Apoptosis or programmed cell death is widely recognized to be a cellular mechanism crucial for toxic response to chemotherapeutic agents (Wyllie, 1997). This process of programmed cell death is involved in a variety of normal and pathogenic biological events and can be induced by a number of unrelated stimuli. Recent studies have implied that a common metabolic pathway leading to cell death may be initiated by a wide variety of signals including hormones, serum growth factor deprivation, chemotherapeutic agents, and ionizing radiation. A substantial body of evidence now exists defining ceramide as a messenger for the induction of apoptosis. In intact cells, rapid ceramide generation is an early event in the apoptotic response to numerous stimuli including cytokines and environmental stresses, and ceramide analogs mimic the effect of stress and induce apoptosis (Hannun, 1994; Kolesnick and Golde, 1994; Hannun and Obeid, 1995; Jarvis, 1996).

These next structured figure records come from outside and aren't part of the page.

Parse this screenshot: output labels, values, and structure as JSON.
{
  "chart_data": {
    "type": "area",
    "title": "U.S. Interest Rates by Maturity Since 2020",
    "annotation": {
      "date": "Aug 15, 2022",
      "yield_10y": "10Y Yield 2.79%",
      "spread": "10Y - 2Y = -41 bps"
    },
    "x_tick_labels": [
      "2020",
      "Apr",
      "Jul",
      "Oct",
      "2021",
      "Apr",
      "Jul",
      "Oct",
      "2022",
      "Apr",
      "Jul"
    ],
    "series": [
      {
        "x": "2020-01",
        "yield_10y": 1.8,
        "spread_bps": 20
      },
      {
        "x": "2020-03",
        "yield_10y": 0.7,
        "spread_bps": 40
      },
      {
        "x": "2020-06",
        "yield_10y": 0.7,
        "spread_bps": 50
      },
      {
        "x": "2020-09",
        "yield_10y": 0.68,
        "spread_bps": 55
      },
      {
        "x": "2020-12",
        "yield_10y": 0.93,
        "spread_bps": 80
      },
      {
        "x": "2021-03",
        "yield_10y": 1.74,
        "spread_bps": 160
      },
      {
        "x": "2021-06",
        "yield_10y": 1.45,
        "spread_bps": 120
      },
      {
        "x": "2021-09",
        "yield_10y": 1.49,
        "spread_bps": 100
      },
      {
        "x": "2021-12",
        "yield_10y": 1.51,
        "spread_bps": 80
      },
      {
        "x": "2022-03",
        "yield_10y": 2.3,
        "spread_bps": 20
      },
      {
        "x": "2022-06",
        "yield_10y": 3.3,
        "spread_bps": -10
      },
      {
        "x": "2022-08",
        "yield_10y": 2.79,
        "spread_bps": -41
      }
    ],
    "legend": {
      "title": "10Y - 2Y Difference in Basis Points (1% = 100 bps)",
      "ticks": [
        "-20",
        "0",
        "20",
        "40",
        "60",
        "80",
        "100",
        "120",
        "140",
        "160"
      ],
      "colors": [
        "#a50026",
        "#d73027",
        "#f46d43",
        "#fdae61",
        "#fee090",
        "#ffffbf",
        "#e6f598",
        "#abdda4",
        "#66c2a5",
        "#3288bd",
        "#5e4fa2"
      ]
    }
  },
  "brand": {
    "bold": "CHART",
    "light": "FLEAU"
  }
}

It is apparent that agents which affect ceramide metabolism and thus apoptosis have tremendous therapeutic utility for a wide variety of diseases, such as cancer, where regulation of apoptosis and proliferative capacity of tumors are tightly coupled. However, it is particularly difficult to screen for agents based on their apoptotic modulating activity, since such assays require a cell line that can be maintained in vitro and retain sensitivity to apoptosis modulating signals. Additionally, apoptosis endpoint screening assays are cumbersome, time consuming, and at best not reliable due to variability of results.
Various methods exist to test potential therapeutic agents in both the preclinical setting and in clinical trials of individualized patient-specific therapies. These include, among others, the human tumor cloning assay (Shoemaker, 1985), dye exclusion assays (Weisenthal, 1983), adhesive tumor cell culture systems (Ajani, 1987), and multicellular tumor spheroids (Yuhas, 1978). However, most of these are labor intensive when testing for drug sensitivities against single agents, and even more unwieldy when used in evaluating drug combinations. In vivo methods, such as the subrenal capsular assay (Bogden, 1984) and nude mouse tumor culturing (Noso, 1987) offer the obvious benefit of using a system that allows for evaluation of potential host/drug interactions. However, such assays are, by their nature, excessively cumbersome and expensive to use for adequate sampling to fully evaluate either single agents, or combinations of chemotherapeutic drugs (Kratzke and Kramer, 1996).